Охранник понимал, что сейчас творится в душе конунга.
– Нет, Ролло, нет.
Он сел рядом с ним на травяной откос старой насыпи.
– Хотя, я ведь тоже подумал о худшем, когда разглядывал этот кинжал. Я не был уверен, но все же… Короче, этим утром я велел своим людям еще раз обыскать это место. Пядь за пядью. Ты слушаешь меня?

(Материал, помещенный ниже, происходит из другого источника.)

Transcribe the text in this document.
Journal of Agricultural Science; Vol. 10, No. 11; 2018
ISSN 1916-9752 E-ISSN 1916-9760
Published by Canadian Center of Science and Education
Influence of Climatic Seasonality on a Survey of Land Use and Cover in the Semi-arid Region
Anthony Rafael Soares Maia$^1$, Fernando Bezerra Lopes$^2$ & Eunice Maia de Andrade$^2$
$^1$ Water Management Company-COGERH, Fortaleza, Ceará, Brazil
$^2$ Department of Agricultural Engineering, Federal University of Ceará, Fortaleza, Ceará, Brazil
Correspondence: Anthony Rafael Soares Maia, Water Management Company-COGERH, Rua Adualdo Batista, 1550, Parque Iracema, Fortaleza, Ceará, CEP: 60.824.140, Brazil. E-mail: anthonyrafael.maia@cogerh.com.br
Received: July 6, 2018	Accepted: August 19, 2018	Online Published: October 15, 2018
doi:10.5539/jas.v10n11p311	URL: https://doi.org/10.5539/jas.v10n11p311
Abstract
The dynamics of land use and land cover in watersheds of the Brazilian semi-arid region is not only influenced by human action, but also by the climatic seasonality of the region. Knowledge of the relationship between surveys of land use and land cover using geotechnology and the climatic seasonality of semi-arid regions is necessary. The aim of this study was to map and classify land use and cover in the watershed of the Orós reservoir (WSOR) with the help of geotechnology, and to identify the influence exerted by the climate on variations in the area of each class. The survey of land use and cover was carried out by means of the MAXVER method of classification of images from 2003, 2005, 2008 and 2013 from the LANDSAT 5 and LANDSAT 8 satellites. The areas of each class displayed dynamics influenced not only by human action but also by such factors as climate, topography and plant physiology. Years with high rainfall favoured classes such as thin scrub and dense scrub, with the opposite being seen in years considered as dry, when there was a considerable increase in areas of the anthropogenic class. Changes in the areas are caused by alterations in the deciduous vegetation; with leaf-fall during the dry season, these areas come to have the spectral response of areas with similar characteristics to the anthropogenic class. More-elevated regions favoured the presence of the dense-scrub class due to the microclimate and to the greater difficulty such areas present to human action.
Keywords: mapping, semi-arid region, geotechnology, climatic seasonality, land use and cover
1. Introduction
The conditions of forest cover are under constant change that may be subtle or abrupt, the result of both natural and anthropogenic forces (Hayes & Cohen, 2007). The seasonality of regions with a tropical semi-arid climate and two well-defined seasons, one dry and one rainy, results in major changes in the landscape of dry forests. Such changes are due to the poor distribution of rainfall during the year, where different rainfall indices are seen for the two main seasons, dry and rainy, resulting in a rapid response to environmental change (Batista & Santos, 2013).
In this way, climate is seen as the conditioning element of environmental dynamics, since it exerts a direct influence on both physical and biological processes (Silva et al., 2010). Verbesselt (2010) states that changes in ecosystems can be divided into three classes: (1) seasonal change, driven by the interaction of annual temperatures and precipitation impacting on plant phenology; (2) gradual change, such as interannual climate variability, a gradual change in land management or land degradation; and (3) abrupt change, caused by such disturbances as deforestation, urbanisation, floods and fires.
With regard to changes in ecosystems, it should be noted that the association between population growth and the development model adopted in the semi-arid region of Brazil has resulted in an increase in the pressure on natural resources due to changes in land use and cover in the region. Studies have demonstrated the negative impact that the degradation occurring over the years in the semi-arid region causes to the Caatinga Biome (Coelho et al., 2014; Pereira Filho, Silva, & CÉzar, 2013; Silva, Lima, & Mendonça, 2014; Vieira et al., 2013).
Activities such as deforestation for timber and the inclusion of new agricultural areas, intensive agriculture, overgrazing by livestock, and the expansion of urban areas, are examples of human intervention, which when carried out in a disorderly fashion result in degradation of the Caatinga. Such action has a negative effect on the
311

– Внимательно, – кивнул Ролло, не сводя глаз с узкого лезвия.
– Это недалеко от реки, – начал Беренгар, – вверху сосняк, где нет кустов, а берег весь зарос ольхой. Ниже – камыши и осока. Когда мы обследовали все наверху, то не обнаружили ни Эммы, ни следов, что волоком кого-то тащили. Зато обнаружили следы подбитых гвоздями башмаков. Двоих или троих, мы не разобрали. Они вели к реке и там один из моих людей нашел то, что мы не заметили с первого раза, когда были поражены гибелью берсерка и исчезновением Эммы.
Там среди осоки было вытоптанное место, а на песчаном берегу явственно было заметно место от лодки. Это еще не все. Берег тот скалистый, но есть грот. И в нем находились следы от копоти на камне. Они были там. Я не знаю, кто, но Эмму похитили именно они.
26
Траслы – рабы.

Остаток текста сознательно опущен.